What happens next could be jarring for folks with good relationships with their mothers, or relatable for folks dealing with mother wounds. Mariner works out the underlying issues between them, centering around the concept that Freeman really doesn’t know her daughter and how much that fact enrages her. Vindicta blows the warp core of her vessel, and the following shockwave sends the Cerritos crashing down to the surface to the nearby planet, looking a hell of a lot like the end of Enterprise-D from ‘Generations’.
After a cringe-y fight with her mother, Mariner’s Boimler-written counterpart steps in, beaming Freeman out of danger. Rutherford beams the crew to safety while Mariner fights with herself in a long, poignant battle between id and ego.
After talking (and beating) herself through her admittedly belligerent attitude, Mariner eventually realizes the error of her ways, and reflects with Rutherford over drinks. He empathizes, wishing he had the courage to tell Lt. Cmmdr. Billups how he really feels about him, indicating further evidence of his sapiosexual nature. Mariner apologizes to Tendi for stereotyping her, and gathers her friends for another adventure.
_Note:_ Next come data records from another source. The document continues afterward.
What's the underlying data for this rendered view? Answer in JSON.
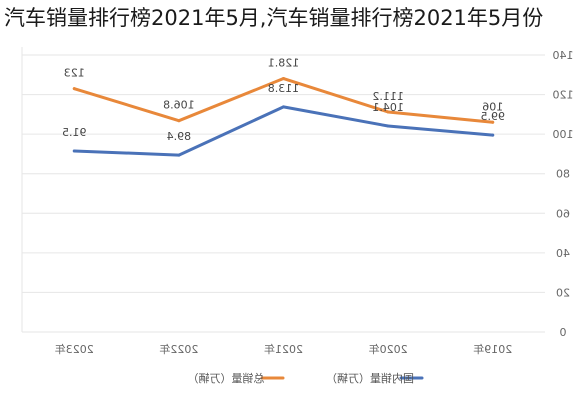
{
  "caption": "汽车销量排行榜2021年5月,汽车销量排行榜2021年5月份",
  "chart_data": {
    "type": "line",
    "x_axis_mirrored": true,
    "y_axis_position": "right",
    "categories": [
      "2023年",
      "2022年",
      "2021年",
      "2020年",
      "2019年"
    ],
    "series": [
      {
        "name": "总销量（万辆）",
        "color": "#e8883a",
        "values": [
          123,
          106.8,
          128.1,
          111.2,
          106
        ],
        "labels": [
          "123",
          "106.8",
          "128.1",
          "111.2",
          "106"
        ]
      },
      {
        "name": "国内销量（万辆）",
        "color": "#4a72b8",
        "values": [
          91.5,
          89.4,
          113.8,
          104.1,
          99.5
        ],
        "labels": [
          "91.5",
          "89.4",
          "113.8",
          "104.1",
          "99.5"
        ]
      }
    ],
    "ylim": [
      0,
      140
    ],
    "yticks": [
      0,
      20,
      40,
      60,
      80,
      100,
      120,
      140
    ],
    "grid": true,
    "legend_position": "bottom"
  }
}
Meanwhile, Boimler remains on the holodeck to further study how to efficiently brown-nose his way through the new diplomacy program. In doing so, he discovers the truth about the relationship between the captain and Mariner, sending him into a fit of nervous energy. The new intel causes him to fail his interview miserably, leaving us with the concept that Boimler has the capacity to leak this to the whole ship.
The season approaches its end with this dramatic reveal, leaving us anxious to see it’s resolution. There are so many unanswered questions: Will Boimler be able to hold it together and keep his mouth shut? Will Mariner be forced to leave the ship once starfleet finds out about her mother’s nepotism? When will we find out about the light being that’s still inside Capt. Freeman?